Candace was grateful for the doorframe. She gripped the solid wood, steeling herself.
“We haven’t done anything wrong. No one, aside from shitty people like you, cared that we were at the pier. If you publish that video, we’ll take you to court so fast—”
“And the damage will be done,” he concluded with a shrug. Slipping his phone back into its Boomer belt holster, he leveled his gaze at her. “Once this kind of content ends up on the internet, it never goes away. You can put on a brave face here and now, but what about when you’re looking for that new job? There are only a handful of places that will hire on based on your O-face… no matter how impressive it was.”
Swift and reactionary, Candace slapped the weasel in front of her. She did not regret it one bit. It felt like thousands of fire ants marched over her skin as she tried to hold her ground.
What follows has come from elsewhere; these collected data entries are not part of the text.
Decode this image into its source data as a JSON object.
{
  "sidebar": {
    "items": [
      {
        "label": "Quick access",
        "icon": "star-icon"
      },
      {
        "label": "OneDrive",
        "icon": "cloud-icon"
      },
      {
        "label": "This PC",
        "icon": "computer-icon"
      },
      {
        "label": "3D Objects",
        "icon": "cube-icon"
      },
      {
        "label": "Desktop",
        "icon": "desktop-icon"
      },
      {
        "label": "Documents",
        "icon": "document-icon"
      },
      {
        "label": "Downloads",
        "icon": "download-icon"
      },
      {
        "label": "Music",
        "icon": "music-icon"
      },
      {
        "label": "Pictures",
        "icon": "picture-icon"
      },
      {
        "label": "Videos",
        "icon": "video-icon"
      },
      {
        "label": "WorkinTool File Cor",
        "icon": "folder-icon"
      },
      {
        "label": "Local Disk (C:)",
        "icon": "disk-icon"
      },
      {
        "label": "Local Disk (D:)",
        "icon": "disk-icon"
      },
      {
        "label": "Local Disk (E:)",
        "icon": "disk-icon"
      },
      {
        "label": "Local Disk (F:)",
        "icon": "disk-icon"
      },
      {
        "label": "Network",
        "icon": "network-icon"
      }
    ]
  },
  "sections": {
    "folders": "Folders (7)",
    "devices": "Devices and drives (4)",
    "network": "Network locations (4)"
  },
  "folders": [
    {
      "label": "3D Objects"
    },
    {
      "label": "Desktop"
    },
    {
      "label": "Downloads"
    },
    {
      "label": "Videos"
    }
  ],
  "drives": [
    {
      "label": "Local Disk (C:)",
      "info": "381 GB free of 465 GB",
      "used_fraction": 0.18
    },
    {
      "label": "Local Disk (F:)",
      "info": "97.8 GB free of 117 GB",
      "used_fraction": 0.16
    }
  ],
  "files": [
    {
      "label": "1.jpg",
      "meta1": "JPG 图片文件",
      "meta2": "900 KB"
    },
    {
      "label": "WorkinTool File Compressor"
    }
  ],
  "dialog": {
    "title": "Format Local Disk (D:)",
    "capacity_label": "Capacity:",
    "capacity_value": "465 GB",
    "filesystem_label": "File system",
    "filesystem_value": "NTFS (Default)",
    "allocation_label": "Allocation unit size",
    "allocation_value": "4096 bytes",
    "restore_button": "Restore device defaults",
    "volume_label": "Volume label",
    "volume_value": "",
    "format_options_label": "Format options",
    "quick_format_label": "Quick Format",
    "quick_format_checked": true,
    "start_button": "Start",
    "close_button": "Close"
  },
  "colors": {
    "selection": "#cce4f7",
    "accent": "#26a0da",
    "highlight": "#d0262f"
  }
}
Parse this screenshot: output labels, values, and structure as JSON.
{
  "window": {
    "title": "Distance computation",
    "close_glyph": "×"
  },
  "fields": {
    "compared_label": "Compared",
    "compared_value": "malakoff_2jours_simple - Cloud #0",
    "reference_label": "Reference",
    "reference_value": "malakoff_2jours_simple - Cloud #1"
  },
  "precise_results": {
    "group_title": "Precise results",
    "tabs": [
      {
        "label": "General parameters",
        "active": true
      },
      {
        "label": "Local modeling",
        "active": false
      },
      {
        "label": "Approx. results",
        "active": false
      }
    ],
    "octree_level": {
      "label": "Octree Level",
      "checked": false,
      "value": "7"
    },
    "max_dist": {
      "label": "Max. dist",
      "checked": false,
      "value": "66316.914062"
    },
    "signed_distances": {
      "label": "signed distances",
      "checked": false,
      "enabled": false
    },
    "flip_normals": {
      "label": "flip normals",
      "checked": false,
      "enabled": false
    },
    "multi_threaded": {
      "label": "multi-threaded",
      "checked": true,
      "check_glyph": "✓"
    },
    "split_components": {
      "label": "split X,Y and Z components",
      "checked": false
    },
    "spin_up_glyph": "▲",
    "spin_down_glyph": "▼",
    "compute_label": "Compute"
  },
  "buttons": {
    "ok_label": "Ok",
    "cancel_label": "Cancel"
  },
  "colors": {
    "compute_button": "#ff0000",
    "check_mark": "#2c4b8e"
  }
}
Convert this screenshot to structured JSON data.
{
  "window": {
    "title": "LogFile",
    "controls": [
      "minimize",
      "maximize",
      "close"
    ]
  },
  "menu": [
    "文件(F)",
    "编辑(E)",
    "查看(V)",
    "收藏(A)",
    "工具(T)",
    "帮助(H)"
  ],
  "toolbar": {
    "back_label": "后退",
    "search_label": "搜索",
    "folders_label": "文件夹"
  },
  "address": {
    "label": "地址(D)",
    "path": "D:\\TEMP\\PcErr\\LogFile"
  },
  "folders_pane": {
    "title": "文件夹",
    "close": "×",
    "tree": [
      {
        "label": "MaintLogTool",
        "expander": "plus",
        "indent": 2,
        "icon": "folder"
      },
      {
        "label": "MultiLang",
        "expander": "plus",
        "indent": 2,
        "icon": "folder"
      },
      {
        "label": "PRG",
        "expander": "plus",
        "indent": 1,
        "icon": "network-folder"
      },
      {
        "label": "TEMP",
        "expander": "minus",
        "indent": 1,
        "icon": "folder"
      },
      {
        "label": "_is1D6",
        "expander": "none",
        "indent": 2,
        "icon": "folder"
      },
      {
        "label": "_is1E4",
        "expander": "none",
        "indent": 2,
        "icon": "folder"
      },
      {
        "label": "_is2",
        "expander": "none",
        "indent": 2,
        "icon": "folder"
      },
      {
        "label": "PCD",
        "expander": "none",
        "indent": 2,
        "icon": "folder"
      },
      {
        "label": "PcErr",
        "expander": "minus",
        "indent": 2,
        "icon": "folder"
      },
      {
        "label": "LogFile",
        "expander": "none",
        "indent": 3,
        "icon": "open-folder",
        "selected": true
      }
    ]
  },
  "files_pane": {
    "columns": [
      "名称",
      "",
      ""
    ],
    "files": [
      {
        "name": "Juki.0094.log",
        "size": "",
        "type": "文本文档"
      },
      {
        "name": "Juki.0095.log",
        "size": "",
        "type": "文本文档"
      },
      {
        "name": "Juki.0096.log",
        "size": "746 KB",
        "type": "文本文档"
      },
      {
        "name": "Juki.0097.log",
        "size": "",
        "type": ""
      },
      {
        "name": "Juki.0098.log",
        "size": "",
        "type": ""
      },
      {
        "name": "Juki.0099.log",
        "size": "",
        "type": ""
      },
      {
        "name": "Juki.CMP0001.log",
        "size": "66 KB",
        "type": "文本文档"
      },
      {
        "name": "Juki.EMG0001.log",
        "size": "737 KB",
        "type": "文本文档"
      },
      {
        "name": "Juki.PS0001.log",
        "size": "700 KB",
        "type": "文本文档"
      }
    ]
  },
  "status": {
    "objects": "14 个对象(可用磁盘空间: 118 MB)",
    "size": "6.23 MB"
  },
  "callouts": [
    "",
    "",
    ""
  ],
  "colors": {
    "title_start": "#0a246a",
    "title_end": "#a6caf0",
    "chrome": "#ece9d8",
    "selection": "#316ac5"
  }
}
Yet, Vinny looked at her like she was a petulant child.
“Last chance,” he told her, sounding like a shady car salesperson trying to close a deal. “You might be able to stand the attention, but what about Ms. DeMarco? Word around town is that she had a rough go of it the last time her love life fell under the spotlight. Oh, that was your fault too, wasn’t it? How long do you think you would have before the hate and resentment set in again?”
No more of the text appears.